Modelling, Estimating and Sampling Multiscale Maximum Entropy Distributions in High Dimensions
par
Salle J. Cavailles
1R2-132
Modelling, estimating and sampling non-Gaussian probability distributions in high dimension from limited data lies at the heart of statistical physics and machine learning. Such distributions describe processes as varied as ocean currents, flocks of birds, or natural images. Classical approaches rely on models that are typically maximum-entropy distributions with few parameters, limited in expressivity and estimated by algorithms that do not scale to high dimensions.

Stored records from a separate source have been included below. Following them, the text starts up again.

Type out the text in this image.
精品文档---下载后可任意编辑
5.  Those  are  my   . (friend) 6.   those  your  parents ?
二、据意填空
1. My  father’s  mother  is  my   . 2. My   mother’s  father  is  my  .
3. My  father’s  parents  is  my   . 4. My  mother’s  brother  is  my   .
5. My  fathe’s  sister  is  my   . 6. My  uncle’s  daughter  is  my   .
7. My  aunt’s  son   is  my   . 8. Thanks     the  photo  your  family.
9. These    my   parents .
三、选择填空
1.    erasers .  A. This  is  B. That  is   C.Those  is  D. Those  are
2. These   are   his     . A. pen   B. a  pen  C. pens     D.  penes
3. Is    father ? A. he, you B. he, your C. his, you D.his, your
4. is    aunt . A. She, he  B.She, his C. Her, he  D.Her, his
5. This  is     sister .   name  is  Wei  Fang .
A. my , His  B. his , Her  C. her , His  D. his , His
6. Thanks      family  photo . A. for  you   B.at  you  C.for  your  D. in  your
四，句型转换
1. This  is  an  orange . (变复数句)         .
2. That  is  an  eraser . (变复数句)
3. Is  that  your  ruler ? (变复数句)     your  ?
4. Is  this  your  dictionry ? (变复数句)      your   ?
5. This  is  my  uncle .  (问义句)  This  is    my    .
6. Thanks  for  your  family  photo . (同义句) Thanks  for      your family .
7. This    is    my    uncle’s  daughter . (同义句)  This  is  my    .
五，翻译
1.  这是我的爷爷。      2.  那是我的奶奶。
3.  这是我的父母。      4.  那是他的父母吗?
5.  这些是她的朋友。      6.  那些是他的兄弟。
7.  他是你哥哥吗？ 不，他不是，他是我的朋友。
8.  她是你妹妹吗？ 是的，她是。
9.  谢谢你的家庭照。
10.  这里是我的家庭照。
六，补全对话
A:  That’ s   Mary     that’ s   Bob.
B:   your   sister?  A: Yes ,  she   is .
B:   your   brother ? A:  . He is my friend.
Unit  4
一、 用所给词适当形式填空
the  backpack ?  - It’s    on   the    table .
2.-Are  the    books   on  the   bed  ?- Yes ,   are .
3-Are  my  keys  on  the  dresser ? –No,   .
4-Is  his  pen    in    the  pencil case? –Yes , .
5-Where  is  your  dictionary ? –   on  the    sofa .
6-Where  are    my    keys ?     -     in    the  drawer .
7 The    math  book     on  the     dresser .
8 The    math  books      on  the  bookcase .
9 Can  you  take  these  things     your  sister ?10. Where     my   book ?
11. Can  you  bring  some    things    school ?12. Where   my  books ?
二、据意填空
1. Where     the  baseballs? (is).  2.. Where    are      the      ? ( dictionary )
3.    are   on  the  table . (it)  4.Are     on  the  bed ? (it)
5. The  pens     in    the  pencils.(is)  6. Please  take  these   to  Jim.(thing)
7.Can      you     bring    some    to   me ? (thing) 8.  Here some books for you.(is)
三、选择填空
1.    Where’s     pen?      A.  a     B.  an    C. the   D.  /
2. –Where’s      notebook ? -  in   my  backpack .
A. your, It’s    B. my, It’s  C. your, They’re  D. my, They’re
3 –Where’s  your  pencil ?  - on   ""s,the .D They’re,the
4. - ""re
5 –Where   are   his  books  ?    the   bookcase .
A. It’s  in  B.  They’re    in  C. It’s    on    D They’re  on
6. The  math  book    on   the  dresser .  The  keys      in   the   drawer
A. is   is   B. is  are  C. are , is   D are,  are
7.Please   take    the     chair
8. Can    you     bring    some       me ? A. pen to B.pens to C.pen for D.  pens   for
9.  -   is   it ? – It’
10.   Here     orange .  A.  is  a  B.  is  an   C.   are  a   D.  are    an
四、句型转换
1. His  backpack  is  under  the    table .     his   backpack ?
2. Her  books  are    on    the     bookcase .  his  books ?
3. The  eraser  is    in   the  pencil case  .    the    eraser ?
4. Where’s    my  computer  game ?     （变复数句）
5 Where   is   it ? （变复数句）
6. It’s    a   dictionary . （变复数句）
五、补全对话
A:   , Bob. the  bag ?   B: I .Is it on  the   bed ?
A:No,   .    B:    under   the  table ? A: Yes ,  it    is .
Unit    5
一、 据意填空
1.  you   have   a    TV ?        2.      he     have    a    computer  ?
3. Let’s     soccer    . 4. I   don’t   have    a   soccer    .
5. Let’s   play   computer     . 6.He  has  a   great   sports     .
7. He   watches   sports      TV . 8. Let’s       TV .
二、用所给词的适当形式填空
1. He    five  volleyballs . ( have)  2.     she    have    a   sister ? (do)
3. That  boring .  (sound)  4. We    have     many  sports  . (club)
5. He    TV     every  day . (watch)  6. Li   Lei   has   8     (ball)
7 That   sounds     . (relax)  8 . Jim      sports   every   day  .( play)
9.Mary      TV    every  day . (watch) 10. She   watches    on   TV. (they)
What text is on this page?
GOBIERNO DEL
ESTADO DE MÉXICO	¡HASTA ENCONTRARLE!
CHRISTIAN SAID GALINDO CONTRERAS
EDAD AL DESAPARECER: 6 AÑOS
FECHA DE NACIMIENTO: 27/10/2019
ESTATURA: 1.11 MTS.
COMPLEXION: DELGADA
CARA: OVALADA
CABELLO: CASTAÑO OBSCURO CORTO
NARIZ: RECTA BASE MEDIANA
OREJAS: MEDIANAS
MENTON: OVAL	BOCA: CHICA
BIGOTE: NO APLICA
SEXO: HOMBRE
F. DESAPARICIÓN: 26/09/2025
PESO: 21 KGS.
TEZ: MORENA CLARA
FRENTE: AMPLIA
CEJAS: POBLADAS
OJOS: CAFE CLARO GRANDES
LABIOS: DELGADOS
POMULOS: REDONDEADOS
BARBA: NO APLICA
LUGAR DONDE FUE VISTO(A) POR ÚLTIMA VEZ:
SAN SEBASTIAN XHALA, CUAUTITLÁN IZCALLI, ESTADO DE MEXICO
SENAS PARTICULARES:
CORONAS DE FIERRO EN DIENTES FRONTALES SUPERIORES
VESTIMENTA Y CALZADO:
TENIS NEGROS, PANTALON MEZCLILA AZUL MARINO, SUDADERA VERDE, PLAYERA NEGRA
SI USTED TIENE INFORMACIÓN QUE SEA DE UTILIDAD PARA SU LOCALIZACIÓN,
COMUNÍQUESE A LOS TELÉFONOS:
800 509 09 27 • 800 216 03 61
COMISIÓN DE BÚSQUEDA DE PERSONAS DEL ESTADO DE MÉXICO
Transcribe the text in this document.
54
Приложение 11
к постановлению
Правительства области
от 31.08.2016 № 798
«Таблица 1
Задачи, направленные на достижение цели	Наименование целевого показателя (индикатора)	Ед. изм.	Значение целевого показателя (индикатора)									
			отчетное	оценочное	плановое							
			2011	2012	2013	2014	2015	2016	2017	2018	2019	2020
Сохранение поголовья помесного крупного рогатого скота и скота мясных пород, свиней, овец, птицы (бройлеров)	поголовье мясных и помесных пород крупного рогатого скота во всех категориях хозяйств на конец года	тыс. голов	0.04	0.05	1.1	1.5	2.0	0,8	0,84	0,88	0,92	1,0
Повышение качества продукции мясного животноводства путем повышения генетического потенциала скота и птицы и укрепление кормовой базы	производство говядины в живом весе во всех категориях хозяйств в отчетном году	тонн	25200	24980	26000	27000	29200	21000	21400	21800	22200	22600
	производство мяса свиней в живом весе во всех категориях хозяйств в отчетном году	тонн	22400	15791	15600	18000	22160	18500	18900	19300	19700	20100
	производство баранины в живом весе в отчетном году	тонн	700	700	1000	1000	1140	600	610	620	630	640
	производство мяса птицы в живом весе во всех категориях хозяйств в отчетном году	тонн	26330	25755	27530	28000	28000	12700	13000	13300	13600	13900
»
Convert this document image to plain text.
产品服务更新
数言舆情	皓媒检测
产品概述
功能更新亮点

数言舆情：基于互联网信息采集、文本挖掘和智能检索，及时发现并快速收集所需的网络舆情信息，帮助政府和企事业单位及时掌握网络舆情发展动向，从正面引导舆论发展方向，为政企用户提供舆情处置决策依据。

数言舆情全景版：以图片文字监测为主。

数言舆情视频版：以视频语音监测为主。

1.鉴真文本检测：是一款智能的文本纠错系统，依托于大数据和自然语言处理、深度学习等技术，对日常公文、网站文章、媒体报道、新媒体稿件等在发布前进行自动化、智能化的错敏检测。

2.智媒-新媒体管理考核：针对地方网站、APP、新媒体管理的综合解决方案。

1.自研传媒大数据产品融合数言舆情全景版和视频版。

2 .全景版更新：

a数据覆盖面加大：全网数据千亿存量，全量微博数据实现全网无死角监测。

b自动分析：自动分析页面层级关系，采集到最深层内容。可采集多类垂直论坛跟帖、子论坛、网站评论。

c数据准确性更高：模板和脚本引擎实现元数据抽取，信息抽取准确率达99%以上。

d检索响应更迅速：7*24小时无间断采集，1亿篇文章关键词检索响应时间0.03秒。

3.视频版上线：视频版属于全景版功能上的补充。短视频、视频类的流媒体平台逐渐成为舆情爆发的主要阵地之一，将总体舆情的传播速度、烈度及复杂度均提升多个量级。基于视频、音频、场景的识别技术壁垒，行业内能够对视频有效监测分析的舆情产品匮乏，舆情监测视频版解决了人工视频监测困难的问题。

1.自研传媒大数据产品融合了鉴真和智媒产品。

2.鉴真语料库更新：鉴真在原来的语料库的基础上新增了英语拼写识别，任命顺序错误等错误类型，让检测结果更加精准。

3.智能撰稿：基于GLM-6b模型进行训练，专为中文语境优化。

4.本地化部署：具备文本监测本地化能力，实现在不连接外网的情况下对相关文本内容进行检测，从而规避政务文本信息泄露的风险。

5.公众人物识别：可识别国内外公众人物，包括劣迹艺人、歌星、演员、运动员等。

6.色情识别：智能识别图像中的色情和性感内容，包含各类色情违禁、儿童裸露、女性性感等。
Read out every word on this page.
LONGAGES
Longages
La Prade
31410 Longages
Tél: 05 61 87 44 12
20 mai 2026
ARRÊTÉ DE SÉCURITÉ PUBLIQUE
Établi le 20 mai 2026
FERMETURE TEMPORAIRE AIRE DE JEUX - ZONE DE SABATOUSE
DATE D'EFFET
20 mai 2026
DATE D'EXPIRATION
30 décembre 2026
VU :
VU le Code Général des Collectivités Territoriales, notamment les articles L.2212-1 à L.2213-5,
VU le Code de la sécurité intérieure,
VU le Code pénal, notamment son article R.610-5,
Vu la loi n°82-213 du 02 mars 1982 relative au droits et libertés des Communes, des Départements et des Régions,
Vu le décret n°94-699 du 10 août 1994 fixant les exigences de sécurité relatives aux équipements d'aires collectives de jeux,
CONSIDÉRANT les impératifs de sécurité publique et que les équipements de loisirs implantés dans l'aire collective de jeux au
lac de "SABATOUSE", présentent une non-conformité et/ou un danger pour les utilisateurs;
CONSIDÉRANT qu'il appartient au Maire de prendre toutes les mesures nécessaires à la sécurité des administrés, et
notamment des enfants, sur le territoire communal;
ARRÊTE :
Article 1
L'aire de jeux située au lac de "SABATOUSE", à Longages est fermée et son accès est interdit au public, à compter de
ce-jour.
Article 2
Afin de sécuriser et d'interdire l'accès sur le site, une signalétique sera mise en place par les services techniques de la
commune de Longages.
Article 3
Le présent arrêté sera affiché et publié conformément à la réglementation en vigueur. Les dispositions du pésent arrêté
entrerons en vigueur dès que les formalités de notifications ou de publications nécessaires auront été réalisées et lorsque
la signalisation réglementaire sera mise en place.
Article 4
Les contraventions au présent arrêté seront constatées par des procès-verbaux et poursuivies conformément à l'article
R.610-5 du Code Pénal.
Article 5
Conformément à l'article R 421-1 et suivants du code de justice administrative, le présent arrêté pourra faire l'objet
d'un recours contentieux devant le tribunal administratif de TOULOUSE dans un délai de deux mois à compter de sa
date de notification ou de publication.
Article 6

Recent machine-learning methods, by contrast, sample efficiently from high-dimensional, multimodal distributions by transporting noise onto data—but rely on neural networks with billions of parameters, limiting interpretability and requiring hundreds of thousands of training samples.
In this presentation, we develop algorithms to estimate and sample high-dimensional maximum-entropy distributions—non-Gaussian, multiscale and multimodal—from few realisations. The central challenge is the curse of dimensionality, which afflicts modelling, estimation and sampling alike because non-Gaussian processes in physics and nature exhibit long-range dependencies and multimodal distributions. On one hand, a hierarchical factorisation of the distribution into conditional probabilities across scales in a wavelet basis disentangles long-range dependencies. On the other hand, multimodality can be adressed with Moment-Guided Diffusion (MGD), an algorithm that transports noise onto the target maximum-entropy distribution. Both strategies define a mathematically guaranteed framework to model with few parameters, estimate from scarse datasets and sample efficiently multiscale maximum entropy distributions in high dimensions, with applications to physics and finance.